Ours was the only vehicle on the remote dirt track when Kathryn stopped to pull out her binoculars. I searched the empty landscape, having already learned that where I saw an expanse of parched grasslands, she saw life.
All was silent save the ping of the diesel engine. I closed my eyes and pulled my neck scarf close. There was still a chill in the early November morning.
Kathryn killed the engine. I opened my eyes to the shimmering mirage of the vast Etosha salt pan as it emptied into the wide grasslands and followed her line of vision to a singular figure. Patterning the golden scrub grass, a spotted head, barely discernible, turned our way.
Cheetah, Kathryn said, confirming my unspoken hope.
The word alone hardly attested to the magnificence of the moment nor conveyed the excitement it produced as one solitary figure morphed into two, then three, four and five.
Cubs, Kathryn whispered, her voice tinged with anticipation and delight as the wild cat and her young cautiously approached and closed the distance to within a few feet of the Land Cruiser.

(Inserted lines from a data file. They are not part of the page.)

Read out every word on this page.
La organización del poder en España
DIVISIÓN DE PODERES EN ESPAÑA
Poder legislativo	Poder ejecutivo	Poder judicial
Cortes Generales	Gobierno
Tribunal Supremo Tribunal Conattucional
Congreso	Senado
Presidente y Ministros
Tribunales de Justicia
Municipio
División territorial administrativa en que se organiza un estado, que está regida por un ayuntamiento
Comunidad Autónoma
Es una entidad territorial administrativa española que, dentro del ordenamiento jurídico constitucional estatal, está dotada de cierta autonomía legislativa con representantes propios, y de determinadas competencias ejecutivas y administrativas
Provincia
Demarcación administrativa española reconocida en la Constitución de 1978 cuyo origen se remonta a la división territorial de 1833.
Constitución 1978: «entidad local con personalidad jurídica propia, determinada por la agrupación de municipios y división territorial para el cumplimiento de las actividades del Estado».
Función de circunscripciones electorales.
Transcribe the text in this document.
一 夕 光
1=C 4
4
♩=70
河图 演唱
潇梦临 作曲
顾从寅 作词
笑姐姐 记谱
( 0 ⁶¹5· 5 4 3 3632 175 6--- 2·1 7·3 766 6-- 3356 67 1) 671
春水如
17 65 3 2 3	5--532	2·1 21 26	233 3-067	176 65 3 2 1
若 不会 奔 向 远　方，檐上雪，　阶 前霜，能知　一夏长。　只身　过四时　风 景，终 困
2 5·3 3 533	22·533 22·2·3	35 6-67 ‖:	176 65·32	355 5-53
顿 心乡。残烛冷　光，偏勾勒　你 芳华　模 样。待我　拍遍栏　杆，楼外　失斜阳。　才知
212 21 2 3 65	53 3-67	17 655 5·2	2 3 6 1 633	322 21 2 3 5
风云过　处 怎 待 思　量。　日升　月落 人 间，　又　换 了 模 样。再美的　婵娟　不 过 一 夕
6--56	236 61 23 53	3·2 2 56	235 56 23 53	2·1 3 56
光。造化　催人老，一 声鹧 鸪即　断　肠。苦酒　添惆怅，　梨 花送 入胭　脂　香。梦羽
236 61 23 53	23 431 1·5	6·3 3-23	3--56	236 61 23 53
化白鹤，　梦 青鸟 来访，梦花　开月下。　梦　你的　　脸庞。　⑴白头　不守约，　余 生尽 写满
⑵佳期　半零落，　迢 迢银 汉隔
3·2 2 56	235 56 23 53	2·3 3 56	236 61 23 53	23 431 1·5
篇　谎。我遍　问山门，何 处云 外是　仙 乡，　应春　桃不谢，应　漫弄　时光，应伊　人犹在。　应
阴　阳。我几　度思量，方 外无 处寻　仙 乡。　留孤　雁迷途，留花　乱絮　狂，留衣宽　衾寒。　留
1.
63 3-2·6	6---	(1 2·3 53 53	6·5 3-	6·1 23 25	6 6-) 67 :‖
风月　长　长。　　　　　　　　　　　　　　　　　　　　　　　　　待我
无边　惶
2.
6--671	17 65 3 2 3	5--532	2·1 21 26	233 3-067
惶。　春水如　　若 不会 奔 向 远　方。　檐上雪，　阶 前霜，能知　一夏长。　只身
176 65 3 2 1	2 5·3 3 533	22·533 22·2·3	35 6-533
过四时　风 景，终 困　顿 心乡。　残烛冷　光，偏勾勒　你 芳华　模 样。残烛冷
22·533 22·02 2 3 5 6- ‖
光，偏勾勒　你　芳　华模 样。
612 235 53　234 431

The sight generated an urge I struggled to make sense of. How could I communicate nature’s camouflaged brilliance, the elegance of movement, or the providence that had delivered the moment?
My photographer’s instinct kicked in as I attempted to capture the scene. But as time passed, I came to experience a different desire, a cameraless one that required more awareness than documentation. My flurry of shutter clicks soon dissipated into an elaborate sense of awe and wonder.